OS DILEMAS E AS INÚMERAS DÚVIDAS DO PRESENTE
É admissível – em um período de “guerra convencional” contra um “inimigo visível” – estabelecer medidas como o “toque de recolher”, “zonas de exclusão” ou outras restrições nos contatos, nas comunicações e nos deslocamentos.

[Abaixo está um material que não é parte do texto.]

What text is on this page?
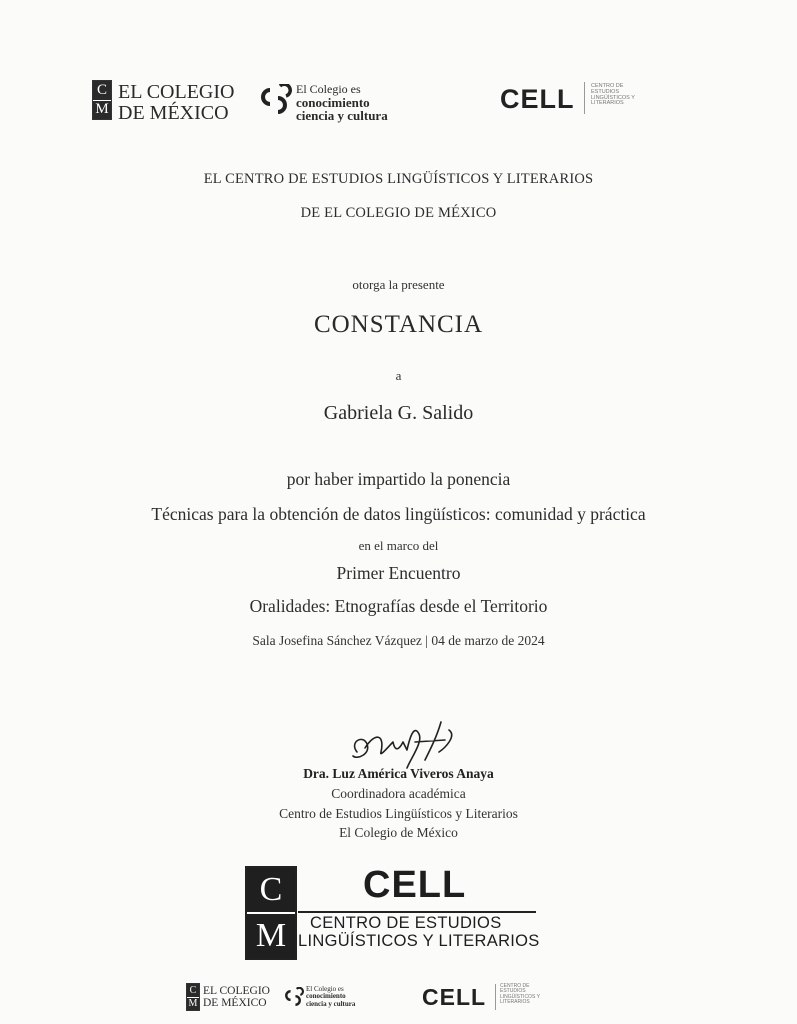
C
M
EL COLEGIO
DE MÉXICO
El Colegio es
conocimiento
ciencia y cultura
CELL	CENTRO DE
ESTUDIOS
LINGÜÍSTICOS Y
LITERARIOS
EL CENTRO DE ESTUDIOS LINGÜÍSTICOS Y LITERARIOS
DE EL COLEGIO DE MÉXICO
otorga la presente
CONSTANCIA
a
Gabriela G. Salido
por haber impartido la ponencia
Técnicas para la obtención de datos lingüísticos: comunidad y práctica
en el marco del
Primer Encuentro
Oralidades: Etnografías desde el Territorio
Sala Josefina Sánchez Vázquez | 04 de marzo de 2024
Dra. Luz América Viveros Anaya
Coordinadora académica
Centro de Estudios Lingüísticos y Literarios
El Colegio de México
C
M
CELL
CENTRO DE ESTUDIOS
LINGÜÍSTICOS Y LITERARIOS
C
M
EL COLEGIO
DE MÉXICO
El Colegio es
conocimiento
ciencia y cultura	CELL	CENTRO DE
ESTUDIOS
LINGÜÍSTICOS Y
LITERARIOS
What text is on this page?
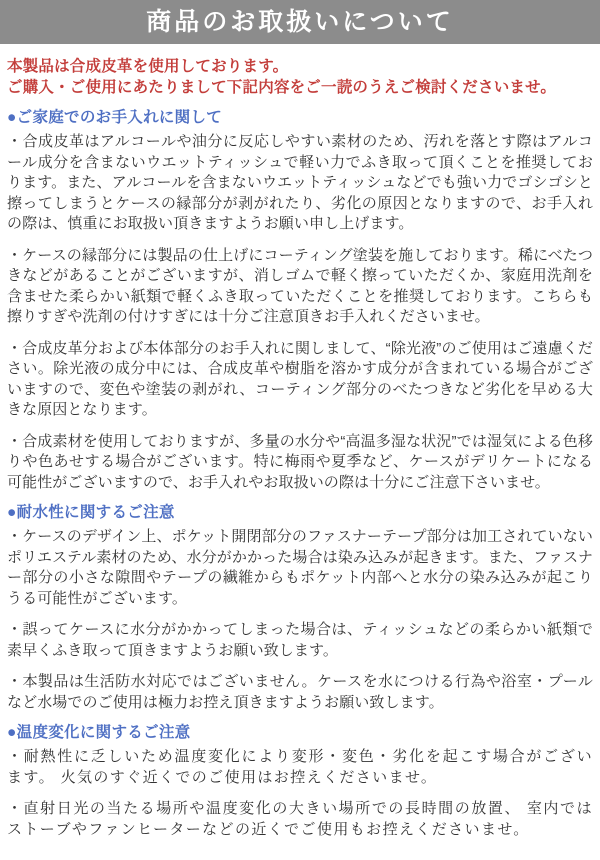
商品のお取扱いについて

本製品は合成皮革を使用しております。

ご購入・ご使用にあたりまして下記内容をご一読のうえご検討くださいませ。

●ご家庭でのお手入れに関して

・合成皮革はアルコールや油分に反応しやすい素材のため、汚れを落とす際はアルコール成分を含まないウエットティッシュで軽い力でふき取って頂くことを推奨しております。また、アルコールを含まないウエットティッシュなどでも強い力でゴシゴシと擦ってしまうとケースの縁部分が剥がれたり、劣化の原因となりますので、お手入れの際は、慎重にお取扱い頂きますようお願い申し上げます。

・ケースの縁部分には製品の仕上げにコーティング塗装を施しております。稀にべたつきなどがあることがございますが、消しゴムで軽く擦っていただくか、家庭用洗剤を含ませた柔らかい紙類で軽くふき取っていただくことを推奨しております。こちらも擦りすぎや洗剤の付けすぎには十分ご注意頂きお手入れくださいませ。

・合成皮革分および本体部分のお手入れに関しまして、“除光液”のご使用はご遠慮ください。除光液の成分中には、合成皮革や樹脂を溶かす成分が含まれている場合がございますので、変色や塗装の剥がれ、コーティング部分のべたつきなど劣化を早める大きな原因となります。

・合成素材を使用しておりますが、多量の水分や“高温多湿な状況”では湿気による色移りや色あせする場合がございます。特に梅雨や夏季など、ケースがデリケートになる可能性がございますので、お手入れやお取扱いの際は十分にご注意下さいませ。

●耐水性に関するご注意

・ケースのデザイン上、ポケット開閉部分のファスナーテープ部分は加工されていないポリエステル素材のため、水分がかかった場合は染み込みが起きます。また、ファスナー部分の小さな隙間やテープの繊維からもポケット内部へと水分の染み込みが起こりうる可能性がございます。

・誤ってケースに水分がかかってしまった場合は、ティッシュなどの柔らかい紙類で素早くふき取って頂きますようお願い致します。

・本製品は生活防水対応ではございません。ケースを水につける行為や浴室・プールなど水場でのご使用は極力お控え頂きますようお願い致します。

●温度変化に関するご注意

・耐熱性に乏しいため温度変化により変形・変色・劣化を起こす場合がございます。 火気のすぐ近くでのご使用はお控えくださいませ。

・直射日光の当たる場所や温度変化の大きい場所での長時間の放置、 室内ではストーブやファンヒーターなどの近くでご使用もお控えくださいませ。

E numa “guerra contra o inimigo invisível” – como esta fase que estamos atravessando – o que Governos podem fazer para seu enfrentamento? Podem usar a tecnologia para saber qual o nível de isolamento em uma comunidade a partir dos dados dos celulares (ou outros aspectos da vida das pessoas)? Podem obrigar as pessoas a não trabalharem ou proibir a realização de algumas atividades, enquanto outras podem? Podem impedir as pessoas de se deslocarem e até impor multas se o fizerem?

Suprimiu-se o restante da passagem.